Гельвидий хотел возразить, но Приск удержал его, у него самого было слишком много возражений.

– Вот вы пренебрежительно отзывались о «чувстве», – начал он, и его резкий, ясный голос сейчас особенно отличался от высокого жирного голоса Регина. – Но вы забываете, вы не хотите понять, как может угнетать людей ощущение произвола одного–единственного человека. Сознание, что мои поступки подлежат суду и совести тщательно и по заслугам избранной корпорации, – это как свежий воздух, а чувство, что ты зависишь от произвола одного человека, – это как удушье.

Не мог уже себя сдерживать и Корнелий и своим низким, угрожающим голосом многозначительно добавил:

– Свобода – не предрассудок, Регин. Свобода есть нечто очень определенное, осязаемое. Если я вынужден сначала обдумать, могу ли я сказать то, что должен сказать, – то жизнь моя сужается, я становлюсь беднее, я в конце концов уже не могу размышлять независимо, я невольно заставляю себя все чаще думать лишь так, как «дозволено», я погибаю, я ограничиваю себя тысячей убогих оговорок и опасений, и вместо того, чтобы беспрепятственно смотреть вперед, вдаль и ввысь, мой мозг заплывает жиром. В рабстве человек только дышит: жить можно лишь в свободе.

Теперь и Гельвидий уже не хотел больше ждать.

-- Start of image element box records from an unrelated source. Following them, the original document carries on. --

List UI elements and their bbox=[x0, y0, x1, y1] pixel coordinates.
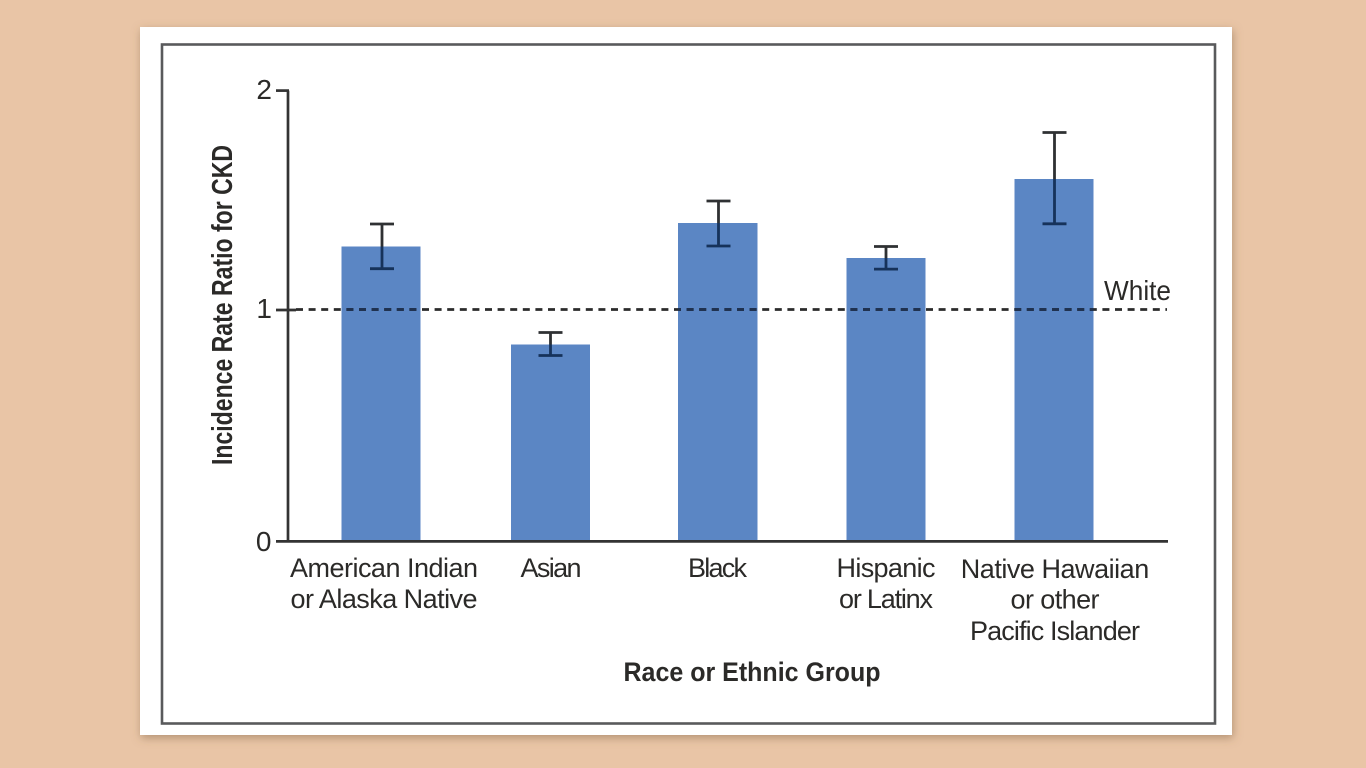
svg-text:or other: or other bbox=[1011, 585, 1100, 615]
svg-text:Native Hawaiian: Native Hawaiian bbox=[961, 554, 1150, 584]
svg-text:0: 0 bbox=[256, 526, 272, 557]
svg-text:Pacific Islander: Pacific Islander bbox=[970, 616, 1140, 646]
svg-text:or Latinx: or Latinx bbox=[839, 584, 934, 614]
svg-text:Black: Black bbox=[688, 553, 748, 583]
svg-text:Hispanic: Hispanic bbox=[837, 553, 936, 583]
svg-text:Incidence Rate Ratio for CKD: Incidence Rate Ratio for CKD bbox=[207, 145, 239, 465]
svg-text:1: 1 bbox=[256, 293, 272, 324]
svg-text:or Alaska Native: or Alaska Native bbox=[291, 584, 478, 614]
svg-text:Asian: Asian bbox=[521, 553, 582, 583]
svg-text:2: 2 bbox=[256, 74, 272, 105]
svg-text:White: White bbox=[1104, 275, 1171, 306]
svg-text:Race or Ethnic Group: Race or Ethnic Group bbox=[624, 657, 881, 687]
svg-text:American Indian: American Indian bbox=[290, 553, 478, 583]
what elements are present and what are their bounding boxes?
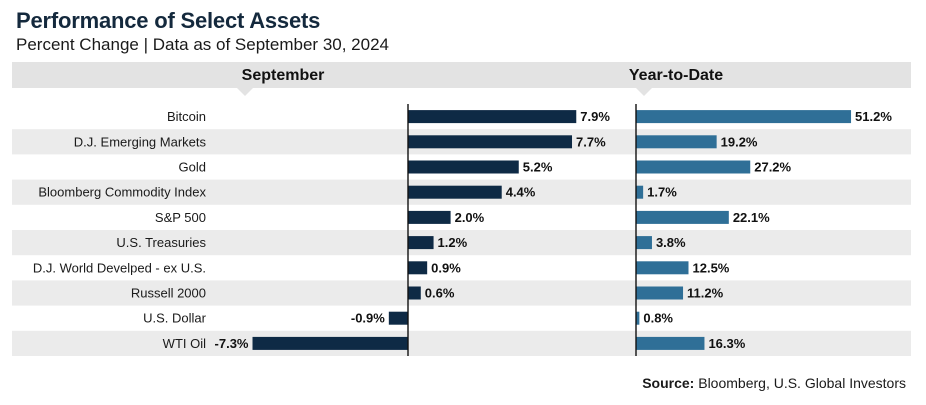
ytd-bar-d-j-world-develped-ex-u-s: [636, 261, 689, 275]
ytd-bar-d-j-emerging-markets: [636, 135, 717, 149]
september-value-u-s-dollar: -0.9%: [351, 311, 385, 326]
ytd-value-russell-2000: 11.2%: [687, 286, 724, 301]
september-bar-gold: [408, 160, 519, 174]
ytd-value-s-p-500: 22.1%: [733, 210, 770, 225]
chart-subtitle: Percent Change | Data as of September 30…: [16, 35, 389, 54]
september-bar-u-s-dollar: [388, 311, 408, 325]
ytd-bar-wti-oil: [636, 336, 705, 350]
september-bar-russell-2000: [408, 286, 421, 300]
ytd-value-d-j-emerging-markets: 19.2%: [721, 134, 758, 149]
ytd-value-d-j-world-develped-ex-u-s: 12.5%: [693, 260, 730, 275]
row-band: [12, 280, 911, 306]
source-note: Source: Bloomberg, U.S. Global Investors: [642, 375, 906, 391]
row-band: [12, 230, 911, 256]
category-label-wti-oil: WTI Oil: [163, 336, 206, 351]
september-bar-wti-oil: [252, 336, 408, 350]
september-bar-bloomberg-commodity-index: [408, 185, 502, 199]
september-value-d-j-world-develped-ex-u-s: 0.9%: [431, 260, 461, 275]
ytd-bar-u-s-dollar: [636, 311, 640, 325]
row-band: [12, 330, 911, 356]
source-text: Bloomberg, U.S. Global Investors: [698, 375, 906, 391]
september-bar-u-s-treasuries: [408, 236, 434, 250]
september-header-pointer: [237, 88, 253, 96]
category-label-bloomberg-commodity-index: Bloomberg Commodity Index: [38, 185, 206, 200]
ytd-value-gold: 27.2%: [754, 160, 791, 175]
ytd-bar-u-s-treasuries: [636, 236, 652, 250]
september-value-u-s-treasuries: 1.2%: [438, 235, 468, 250]
september-bar-s-p-500: [408, 210, 451, 224]
ytd-bar-gold: [636, 160, 751, 174]
ytd-bar-bitcoin: [636, 110, 852, 124]
ytd-value-bitcoin: 51.2%: [855, 109, 892, 124]
september-value-d-j-emerging-markets: 7.7%: [576, 134, 606, 149]
source-label: Source:: [642, 375, 695, 391]
september-header: September: [242, 67, 325, 84]
header-band: [12, 62, 911, 88]
category-label-d-j-world-develped-ex-u-s: D.J. World Develped - ex U.S.: [33, 260, 206, 275]
september-bar-d-j-world-develped-ex-u-s: [408, 261, 428, 275]
september-bar-bitcoin: [408, 110, 577, 124]
september-bar-d-j-emerging-markets: [408, 135, 573, 149]
ytd-value-wti-oil: 16.3%: [708, 336, 745, 351]
september-value-russell-2000: 0.6%: [425, 286, 455, 301]
ytd-value-u-s-treasuries: 3.8%: [656, 235, 686, 250]
september-value-bitcoin: 7.9%: [580, 109, 610, 124]
september-value-gold: 5.2%: [523, 160, 553, 175]
category-label-u-s-treasuries: U.S. Treasuries: [116, 235, 206, 250]
september-value-wti-oil: -7.3%: [215, 336, 249, 351]
category-label-u-s-dollar: U.S. Dollar: [143, 311, 207, 326]
ytd-header: Year-to-Date: [629, 67, 723, 84]
september-value-bloomberg-commodity-index: 4.4%: [506, 185, 536, 200]
category-label-d-j-emerging-markets: D.J. Emerging Markets: [74, 134, 207, 149]
ytd-value-u-s-dollar: 0.8%: [643, 311, 673, 326]
ytd-bar-s-p-500: [636, 210, 729, 224]
ytd-bar-russell-2000: [636, 286, 684, 300]
ytd-value-bloomberg-commodity-index: 1.7%: [647, 185, 677, 200]
category-label-bitcoin: Bitcoin: [167, 109, 206, 124]
category-label-gold: Gold: [179, 160, 206, 175]
category-label-russell-2000: Russell 2000: [131, 286, 206, 301]
ytd-bar-bloomberg-commodity-index: [636, 185, 644, 199]
september-value-s-p-500: 2.0%: [455, 210, 485, 225]
category-label-s-p-500: S&P 500: [155, 210, 206, 225]
chart-title: Performance of Select Assets: [16, 8, 321, 33]
ytd-header-pointer: [636, 88, 652, 96]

– Император, – начал он, – старается изо всех сил снова внедрить в жизнь римлян дисциплину и добродетель. Он неистовствует, назначая наказания, которые не применялись уже в течение полутора веков. А чего он достиг? Когда правил сенат, в Риме было больше добродетели, нравственности, дисциплины, чем теперь.

Приск добавил:

– И больше справедливости.

Корнелий же уточнил, как бы подведя итог:

– И больше счастья.

– Все это, господа, одни слова, – добродушно отозвался Регин, – только красивые слова. Счастье? Вы требуете от правительства, чтобы оно сделало людей счастливыми? Этим вы только доказываете, что сами править страной не способны. Вы требуете от правительства морали? Добродетели? Справедливости? Согласен, однако наши пожелания гораздо скромнее. Мы, Марулл и я, считаем правительство хорошим, если ему удается устранить из жизни как можно больше причин, способных вызвать несчастья: голод, чуму, войны, слишком неравное распределение благ. И если мне надо выбрать между тем или иным режимом, оценить, какой лучше, то плевал я на его название, мне в высшей степени безразлично, называют ли его свободой или деспотизмом, я задаю один единственный вопрос: какой режим гарантирует лучшее планирование, лучший порядок, лучшее управление, лучшее хозяйствование. Требовать от правительства большего, требовать от него справедливости и счастья – это все равно что требовать от козла молока. Дайте населению любой страны хлеба и зрелищ, дайте немного мяса и вина, дайте судей и сборщиков налогов, которые не брали бы слишком–больших взяток, и не до пускайте, чтобы привилегированные сословия слишком жирели, и все остальное: справедливость, дисциплина и счастье – придет само собой. Будьте искренни: ведь вы знаете не хуже меня, что при Домициане на душу населения приходится больше хлеба, больше часов сна и больше удовольствий, чем это было бы возможно при правлении сената. Неужели вы думаете, что сто миллионов жителей империи согласятся отдать этот хлеб, сон и эти удовольствия ради вашей «свободы»? Среди этой сотни миллионов даже и полумиллиона не наберется, которые желали бы другой формы правления.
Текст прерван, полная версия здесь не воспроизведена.